Similarly, PRS derived from REGLE embedding of PPG improves prediction of hypertension and systolic blood pressure (SBP). Working with academic collaborators, we evaluated hypertension and SBP PRS generated by PPG encoding and PPG features on three independent datasets (COPDGene, eMERGE III, EPIC-Norfolk) in addition to the UK Biobank held-out test set. Across multiple datasets, we found consistent trends of improvement using PPG-encoded PRS over expert-defined feature PRS for both hypertension and SBP.
Comparison of PPG-encoded (PLENC) PRS for hypertension (HTN). Prevalence, AUC-ROCand AUC-PR Calculations are performed. * indicates a statistically significant difference.

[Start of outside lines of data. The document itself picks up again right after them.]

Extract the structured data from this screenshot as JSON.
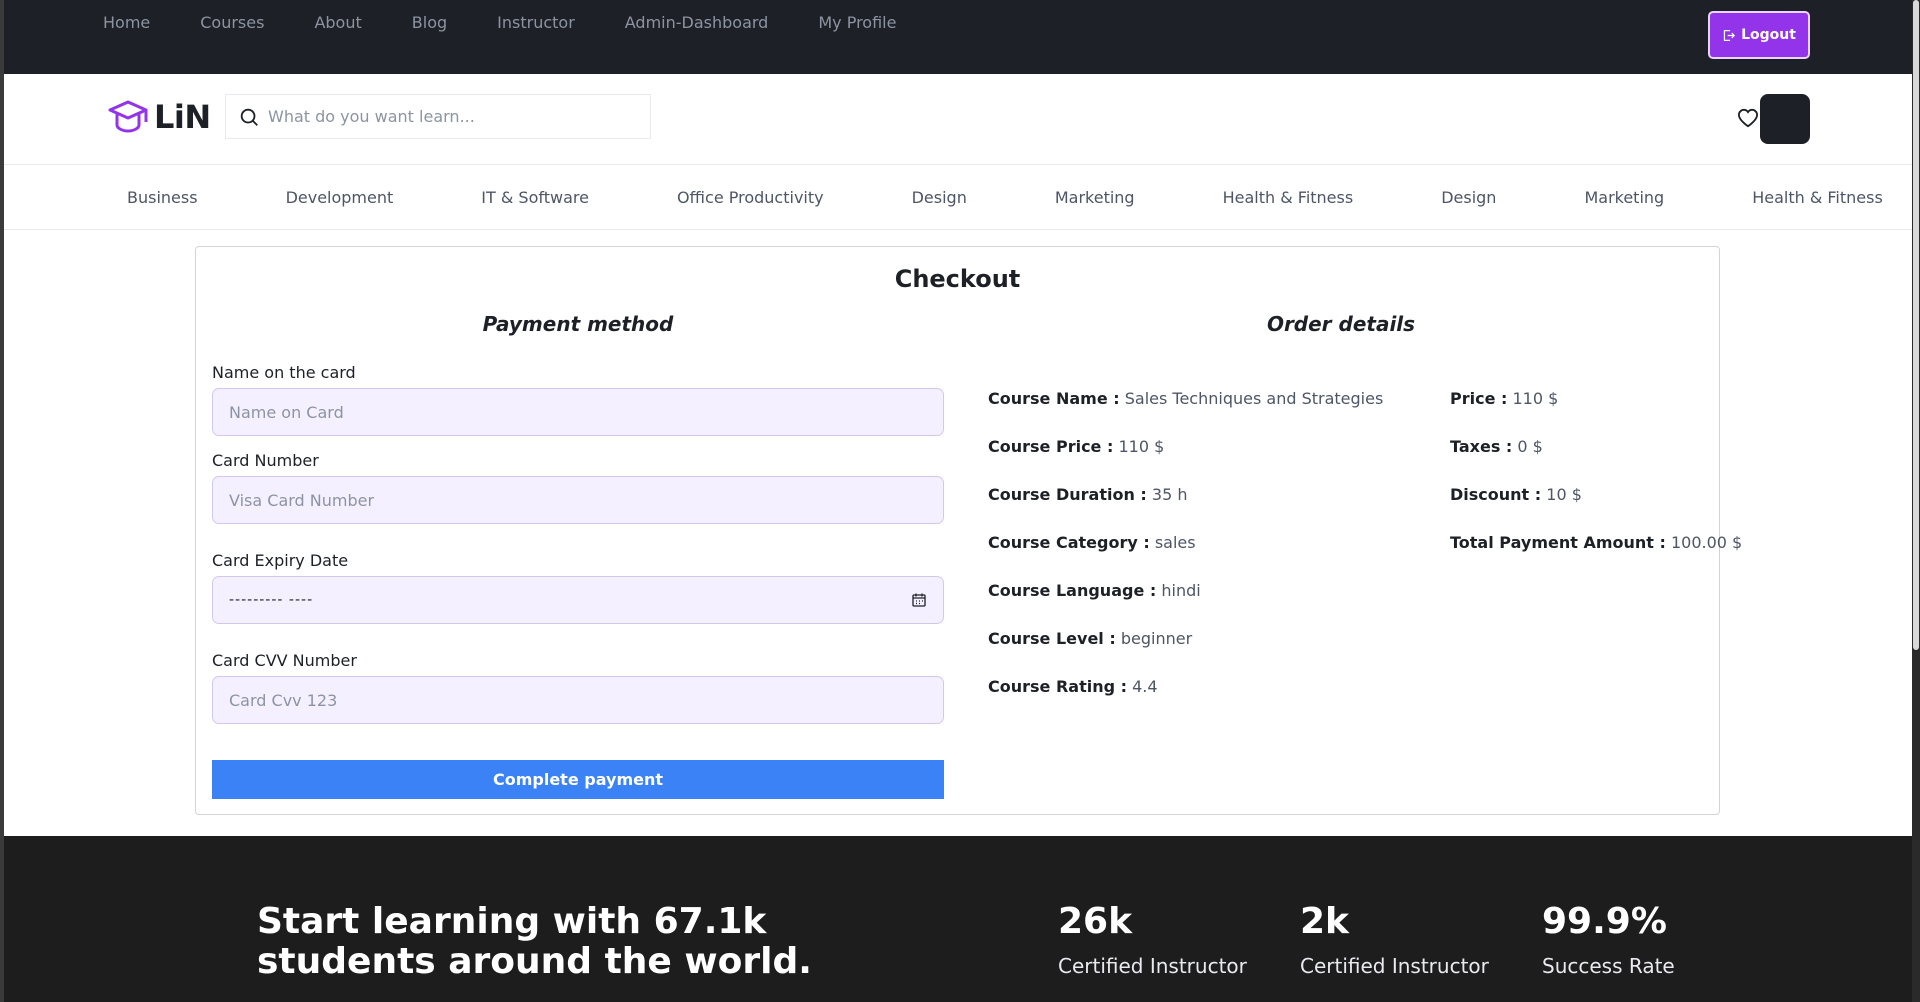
{
  "topnav": {
    "items": [
      "Home",
      "Courses",
      "About",
      "Blog",
      "Instructor",
      "Admin-Dashboard",
      "My Profile"
    ],
    "logout_label": "Logout"
  },
  "header": {
    "logo_text": "LiN",
    "search_placeholder": "What do you want learn..."
  },
  "categories": [
    "Business",
    "Development",
    "IT & Software",
    "Office Productivity",
    "Design",
    "Marketing",
    "Health & Fitness",
    "Design",
    "Marketing",
    "Health & Fitness"
  ],
  "checkout": {
    "title": "Checkout",
    "payment_title": "Payment method",
    "order_title": "Order details",
    "form": {
      "name_label": "Name on the card",
      "name_placeholder": "Name on Card",
      "number_label": "Card Number",
      "number_placeholder": "Visa Card Number",
      "expiry_label": "Card Expiry Date",
      "expiry_value": "--------- ----",
      "cvv_label": "Card CVV Number",
      "cvv_placeholder": "Card Cvv 123",
      "submit_label": "Complete payment"
    },
    "course_details": [
      {
        "label": "Course Name :",
        "value": "Sales Techniques and Strategies"
      },
      {
        "label": "Course Price :",
        "value": "110 $"
      },
      {
        "label": "Course Duration :",
        "value": "35 h"
      },
      {
        "label": "Course Category :",
        "value": "sales"
      },
      {
        "label": "Course Language :",
        "value": "hindi"
      },
      {
        "label": "Course Level :",
        "value": "beginner"
      },
      {
        "label": "Course Rating :",
        "value": "4.4"
      }
    ],
    "payment_details": [
      {
        "label": "Price :",
        "value": "110 $"
      },
      {
        "label": "Taxes :",
        "value": "0 $"
      },
      {
        "label": "Discount :",
        "value": "10 $"
      },
      {
        "label": "Total Payment Amount :",
        "value": "100.00 $"
      }
    ]
  },
  "footer": {
    "headline": "Start learning with 67.1k students around the world.",
    "stats": [
      {
        "num": "26k",
        "label": "Certified Instructor"
      },
      {
        "num": "2k",
        "label": "Certified Instructor"
      },
      {
        "num": "99.9%",
        "label": "Success Rate"
      }
    ]
  },
  "colors": {
    "accent": "#9333ea",
    "primary_button": "#3b82f6",
    "dark": "#1d2026"
  }
}
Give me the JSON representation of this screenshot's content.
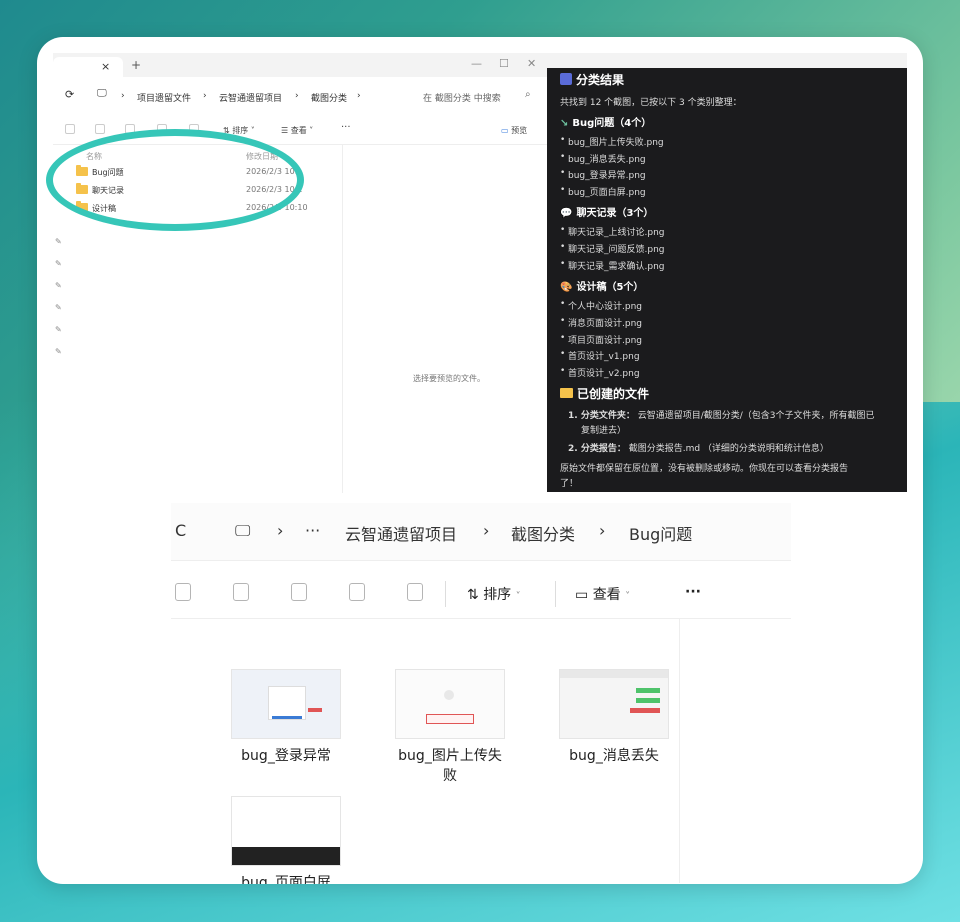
{
  "explorer": {
    "tab_close": "×",
    "new_tab": "+",
    "window_controls": [
      "—",
      "☐",
      "✕"
    ],
    "breadcrumb": [
      "项目遗留文件",
      "云智通遗留项目",
      "截图分类"
    ],
    "search_placeholder": "在 截图分类 中搜索",
    "toolbar": {
      "sort": "排序",
      "view": "查看",
      "more": "···",
      "preview": "预览"
    },
    "columns": {
      "name": "名称",
      "modified": "修改日期"
    },
    "rows": [
      {
        "name": "Bug问题",
        "date": "2026/2/3 10:"
      },
      {
        "name": "聊天记录",
        "date": "2026/2/3 10:1"
      },
      {
        "name": "设计稿",
        "date": "2026/2/3 10:10"
      }
    ],
    "preview_hint": "选择要预览的文件。"
  },
  "results": {
    "title": "分类结果",
    "summary": "共找到 12 个截图，已按以下 3 个类别整理：",
    "groups": [
      {
        "title": "Bug问题（4个）",
        "items": [
          "bug_图片上传失败.png",
          "bug_消息丢失.png",
          "bug_登录异常.png",
          "bug_页面白屏.png"
        ]
      },
      {
        "title": "聊天记录（3个）",
        "items": [
          "聊天记录_上线讨论.png",
          "聊天记录_问题反馈.png",
          "聊天记录_需求确认.png"
        ]
      },
      {
        "title": "设计稿（5个）",
        "items": [
          "个人中心设计.png",
          "消息页面设计.png",
          "项目页面设计.png",
          "首页设计_v1.png",
          "首页设计_v2.png"
        ]
      }
    ],
    "created_title": "已创建的文件",
    "created": [
      {
        "label": "1. 分类文件夹：",
        "text": "云智通遗留项目/截图分类/（包含3个子文件夹，所有截图已",
        "text2": "复制进去）"
      },
      {
        "label": "2. 分类报告：",
        "text": "截图分类报告.md （详细的分类说明和统计信息）"
      }
    ],
    "footer1": "原始文件都保留在原位置，没有被删除或移动。你现在可以查看分类报告",
    "footer2": "了！"
  },
  "bottom": {
    "refresh": "C",
    "ellipsis": "···",
    "breadcrumb": [
      "云智通遗留项目",
      "截图分类",
      "Bug问题"
    ],
    "sort": "排序",
    "view": "查看",
    "more": "···",
    "files": [
      {
        "name": "bug_登录异常"
      },
      {
        "name": "bug_图片上传失",
        "name2": "败"
      },
      {
        "name": "bug_消息丢失"
      },
      {
        "name": "bug_页面白屏"
      }
    ]
  },
  "colors": {
    "highlight": "#36c6b8",
    "dark_panel": "#1b1b1d",
    "folder": "#f5c24b"
  }
}
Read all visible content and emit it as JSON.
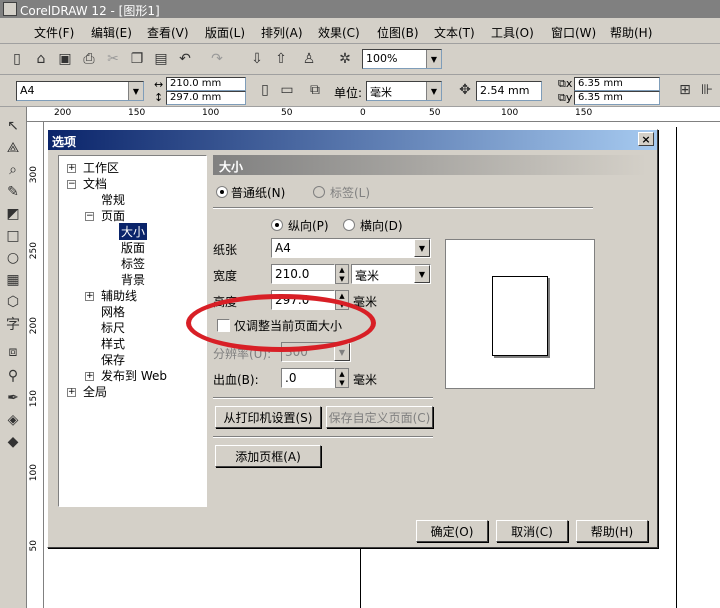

Partially Interpretable Embeddings
use Driving force Due to the nature of REGLE, we studied the effect of encoding coordinates on the shape of the spirogram by fixing the values โโof expert-defined features and varying one encoding coordinate while keeping the others at zero. We then use only the decoder part of the trained model to generate the corresponding spirogram. A typical flow-volume spirogram consists of two distinct parts: (1) a relatively short part until the peak flow is reached, where the flow increases monotonically as the volume increases; and (2) the main part of the spirogram, where the flow decreases monotonically. The figure below shows that as we vary the first coordinate, the second part (negative slope) widens or narrows while keeping the first part relatively fixed. Indeed, the concavity of the second part of the curve is well known to pulmonologists. CovingIt is an indicator of airway obstruction that is not adequately represented by standard EDF.
Conclusion
We present REGLE, an unsupervised learning method that performs genetic analysis, improved discovery of novel loci, and risk prediction, overcoming limitations of previous work on ML-based phenotyping. Unsupervised learning of HDCD representations for genomic discovery is appealing because EDFs are difficult to discover manually at scale. The REGLE framework also supports the principled use of such features in modeling by modifying traditional VAE architectures. We demonstrate REGLE on two clinical data modalities, spirograms and PPGs, that can be measured routinely in clinical settings, as well as passively and non-invasively via smartphones and wearable devices.
REGLE provides a mechanism to identify genetic effects on organ function even in the absence of labeled data, and of course expert features can be incorporated into the model. It also provides a method to create disease- and trait-specific PRS with very few labels. As biobanks containing rich imaging, activity monitoring, medical records, and paired-gene data continue to grow, we expect this method, or similar methods, to be increasingly used to further elucidate the genetic basis of human traits and disease.
Acknowledgements
This work is the collaborative effort of multiple collaborators and institutions. We would like to thank all of our collaborators: Justin Cosentino, Babak Behsaz, Yuchen Zhou, Zachary R. McCaw, Howard Yang, Andrew Carroll, Cory Y. McLean (Google), Davin Hill (Northeastern University), Tae-Hwi Schwantes-An, Dongbing Lai (Indiana University), John Bates (Verily), Brian D. Hobbs, Michael H. Cho (Brigham and Women's Hospital & Harvard Medical School), Robert Luben, Anthony P. Khawaja (Moorfields Eye Hospital & University College London). We would also like to thank Nick Furlotte for peer review of the manuscript, Greg Corrado and Shravya Shetty for their support, and Annisah Um'rani for help with publication logistics.